Ya Tuhan, ada berapa Sari di dunia ini? Ada yang berlari, ada yang terbang, ada yang menyusup ke tanah. Sari macam apa lagi yang hendak kau tunjukkan padaku?
Oh, Sari, begitu banyak kau di dunia ini, bermacam-macam pula jenismu.
***
Di antara puing-puing bangunan, seng-seng yang berserakan, dan pohon-pohon yang telah tumbang, aku duduk seorang diri. Tiba-tiba seorang wanita dengan baju ketat dan rok mini berwarna merah-merah mendekat tanpa kusadari.

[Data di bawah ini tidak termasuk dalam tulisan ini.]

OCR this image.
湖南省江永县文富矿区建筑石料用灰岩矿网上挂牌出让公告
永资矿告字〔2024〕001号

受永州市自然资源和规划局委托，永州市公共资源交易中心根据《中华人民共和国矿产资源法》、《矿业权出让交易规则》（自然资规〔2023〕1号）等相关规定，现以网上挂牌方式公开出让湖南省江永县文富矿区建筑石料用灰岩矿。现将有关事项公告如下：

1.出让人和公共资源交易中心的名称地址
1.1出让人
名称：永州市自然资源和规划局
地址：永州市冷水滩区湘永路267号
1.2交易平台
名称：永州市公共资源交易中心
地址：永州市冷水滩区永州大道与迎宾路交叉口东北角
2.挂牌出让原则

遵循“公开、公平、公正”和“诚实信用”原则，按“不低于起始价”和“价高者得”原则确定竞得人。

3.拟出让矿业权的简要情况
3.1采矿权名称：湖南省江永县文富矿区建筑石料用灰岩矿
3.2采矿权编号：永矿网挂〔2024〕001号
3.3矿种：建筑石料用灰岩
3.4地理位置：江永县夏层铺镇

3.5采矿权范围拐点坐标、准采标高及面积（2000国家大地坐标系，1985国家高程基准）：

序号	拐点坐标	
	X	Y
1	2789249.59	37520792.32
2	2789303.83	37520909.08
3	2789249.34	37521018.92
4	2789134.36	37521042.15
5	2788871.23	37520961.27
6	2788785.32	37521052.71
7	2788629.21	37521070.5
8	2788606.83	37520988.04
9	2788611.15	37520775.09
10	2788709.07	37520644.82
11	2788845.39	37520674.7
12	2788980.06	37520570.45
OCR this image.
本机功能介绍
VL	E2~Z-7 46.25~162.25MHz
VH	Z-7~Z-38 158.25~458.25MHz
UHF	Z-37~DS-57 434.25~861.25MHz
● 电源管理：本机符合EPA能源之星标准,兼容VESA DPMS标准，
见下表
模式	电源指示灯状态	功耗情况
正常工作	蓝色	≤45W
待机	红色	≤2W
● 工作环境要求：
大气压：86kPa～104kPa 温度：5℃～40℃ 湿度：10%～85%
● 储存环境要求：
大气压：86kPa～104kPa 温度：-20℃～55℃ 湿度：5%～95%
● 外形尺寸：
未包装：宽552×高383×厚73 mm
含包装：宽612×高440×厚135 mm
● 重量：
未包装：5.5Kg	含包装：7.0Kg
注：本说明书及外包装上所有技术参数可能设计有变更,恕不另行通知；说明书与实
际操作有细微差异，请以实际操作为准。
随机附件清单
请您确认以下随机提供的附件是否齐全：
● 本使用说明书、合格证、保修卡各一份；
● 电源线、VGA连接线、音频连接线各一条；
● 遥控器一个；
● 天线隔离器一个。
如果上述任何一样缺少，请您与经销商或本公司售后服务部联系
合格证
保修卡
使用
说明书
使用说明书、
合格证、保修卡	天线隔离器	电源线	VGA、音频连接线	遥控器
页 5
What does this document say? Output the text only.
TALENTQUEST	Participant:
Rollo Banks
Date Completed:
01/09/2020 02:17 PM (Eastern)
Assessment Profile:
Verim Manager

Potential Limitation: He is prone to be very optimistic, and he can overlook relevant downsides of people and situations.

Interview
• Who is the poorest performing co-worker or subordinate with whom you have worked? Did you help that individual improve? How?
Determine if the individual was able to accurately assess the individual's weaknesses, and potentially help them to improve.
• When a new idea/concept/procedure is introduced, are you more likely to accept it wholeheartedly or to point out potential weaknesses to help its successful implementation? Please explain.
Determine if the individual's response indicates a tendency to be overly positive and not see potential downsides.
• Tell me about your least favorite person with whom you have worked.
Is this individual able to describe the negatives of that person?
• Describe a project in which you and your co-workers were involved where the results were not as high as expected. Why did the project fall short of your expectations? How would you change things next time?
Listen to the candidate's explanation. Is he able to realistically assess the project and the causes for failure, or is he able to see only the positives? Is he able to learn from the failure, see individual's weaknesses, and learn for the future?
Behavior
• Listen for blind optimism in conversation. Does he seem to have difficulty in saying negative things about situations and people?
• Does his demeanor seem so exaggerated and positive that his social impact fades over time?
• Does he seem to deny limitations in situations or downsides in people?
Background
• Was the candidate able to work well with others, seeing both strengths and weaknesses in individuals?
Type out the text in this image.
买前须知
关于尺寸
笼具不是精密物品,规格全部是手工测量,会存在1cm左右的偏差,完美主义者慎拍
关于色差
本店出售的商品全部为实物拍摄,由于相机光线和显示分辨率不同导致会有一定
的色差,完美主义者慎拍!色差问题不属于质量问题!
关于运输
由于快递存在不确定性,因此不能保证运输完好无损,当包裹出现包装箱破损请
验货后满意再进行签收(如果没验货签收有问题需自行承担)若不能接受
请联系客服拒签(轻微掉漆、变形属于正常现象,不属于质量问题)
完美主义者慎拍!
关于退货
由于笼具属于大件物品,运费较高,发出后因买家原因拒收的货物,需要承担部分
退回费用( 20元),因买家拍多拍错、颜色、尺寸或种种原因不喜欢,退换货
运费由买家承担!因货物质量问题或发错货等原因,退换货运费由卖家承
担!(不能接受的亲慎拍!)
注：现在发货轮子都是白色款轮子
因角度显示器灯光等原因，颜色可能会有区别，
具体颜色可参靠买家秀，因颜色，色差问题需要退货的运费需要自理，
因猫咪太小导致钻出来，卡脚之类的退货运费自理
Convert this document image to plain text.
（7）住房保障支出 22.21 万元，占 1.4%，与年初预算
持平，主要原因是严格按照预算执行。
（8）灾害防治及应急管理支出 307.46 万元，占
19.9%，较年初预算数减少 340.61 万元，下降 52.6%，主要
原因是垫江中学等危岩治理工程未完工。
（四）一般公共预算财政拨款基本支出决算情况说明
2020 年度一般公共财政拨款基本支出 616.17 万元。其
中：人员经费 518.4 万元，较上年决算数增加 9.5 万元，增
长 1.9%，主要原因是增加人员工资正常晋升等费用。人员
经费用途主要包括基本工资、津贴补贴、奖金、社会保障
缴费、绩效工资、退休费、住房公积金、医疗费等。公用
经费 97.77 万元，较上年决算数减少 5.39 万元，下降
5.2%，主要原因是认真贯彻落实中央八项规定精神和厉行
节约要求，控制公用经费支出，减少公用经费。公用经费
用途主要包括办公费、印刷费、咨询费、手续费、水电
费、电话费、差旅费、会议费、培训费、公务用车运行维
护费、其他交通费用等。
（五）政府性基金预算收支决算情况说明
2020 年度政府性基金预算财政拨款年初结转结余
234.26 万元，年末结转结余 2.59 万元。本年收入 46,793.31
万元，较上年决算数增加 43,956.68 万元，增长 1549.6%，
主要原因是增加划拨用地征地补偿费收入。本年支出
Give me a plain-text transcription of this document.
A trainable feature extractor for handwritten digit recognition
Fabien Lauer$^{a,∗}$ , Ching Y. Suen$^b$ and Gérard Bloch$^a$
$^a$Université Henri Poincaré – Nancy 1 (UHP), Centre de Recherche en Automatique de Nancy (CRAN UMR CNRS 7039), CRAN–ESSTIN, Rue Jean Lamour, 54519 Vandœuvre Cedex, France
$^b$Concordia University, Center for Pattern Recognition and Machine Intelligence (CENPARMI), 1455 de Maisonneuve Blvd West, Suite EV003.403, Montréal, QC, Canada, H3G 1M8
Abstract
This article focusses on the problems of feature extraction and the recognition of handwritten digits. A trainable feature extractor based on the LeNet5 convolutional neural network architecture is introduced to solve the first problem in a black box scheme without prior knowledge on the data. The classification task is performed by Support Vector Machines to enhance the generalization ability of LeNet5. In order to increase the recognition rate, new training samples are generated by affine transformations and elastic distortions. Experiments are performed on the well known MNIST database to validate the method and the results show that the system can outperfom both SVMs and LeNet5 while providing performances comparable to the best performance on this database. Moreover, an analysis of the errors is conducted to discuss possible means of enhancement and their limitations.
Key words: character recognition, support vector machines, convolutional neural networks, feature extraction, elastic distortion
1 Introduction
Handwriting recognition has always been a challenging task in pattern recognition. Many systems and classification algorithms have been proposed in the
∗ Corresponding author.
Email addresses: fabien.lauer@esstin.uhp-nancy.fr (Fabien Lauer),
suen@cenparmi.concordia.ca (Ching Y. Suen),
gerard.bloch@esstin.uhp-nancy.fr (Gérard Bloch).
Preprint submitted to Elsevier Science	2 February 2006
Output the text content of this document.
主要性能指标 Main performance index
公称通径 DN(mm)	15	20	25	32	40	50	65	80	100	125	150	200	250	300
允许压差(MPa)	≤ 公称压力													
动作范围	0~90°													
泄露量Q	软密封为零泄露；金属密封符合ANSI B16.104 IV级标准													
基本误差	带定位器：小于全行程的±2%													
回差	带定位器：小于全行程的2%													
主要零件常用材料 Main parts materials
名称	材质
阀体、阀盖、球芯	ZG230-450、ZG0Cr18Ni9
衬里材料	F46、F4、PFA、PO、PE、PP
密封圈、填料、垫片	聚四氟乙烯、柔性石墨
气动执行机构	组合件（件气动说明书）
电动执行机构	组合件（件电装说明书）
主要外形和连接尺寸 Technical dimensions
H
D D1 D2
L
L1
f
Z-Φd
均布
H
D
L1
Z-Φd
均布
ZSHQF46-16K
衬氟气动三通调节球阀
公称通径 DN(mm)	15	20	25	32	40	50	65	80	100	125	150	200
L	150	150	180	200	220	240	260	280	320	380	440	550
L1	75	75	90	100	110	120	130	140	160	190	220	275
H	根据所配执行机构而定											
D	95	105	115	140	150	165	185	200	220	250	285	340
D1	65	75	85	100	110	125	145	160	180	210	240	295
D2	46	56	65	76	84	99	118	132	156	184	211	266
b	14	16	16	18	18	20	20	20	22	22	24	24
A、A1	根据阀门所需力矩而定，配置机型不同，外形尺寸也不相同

Ia duduk di sampingku, menawari rokok dan kuambil tanpa menoleh. Aku sulut rokok itu dan kuisap dalam-dalam. Lalu,
“Apa yang kau cari?” tanya wanita disampingku itu. Seperti aku pernah mengenal suara ini, namun aku masih belum menoleh karena masih memandang kosong pada perkampungan di depanku.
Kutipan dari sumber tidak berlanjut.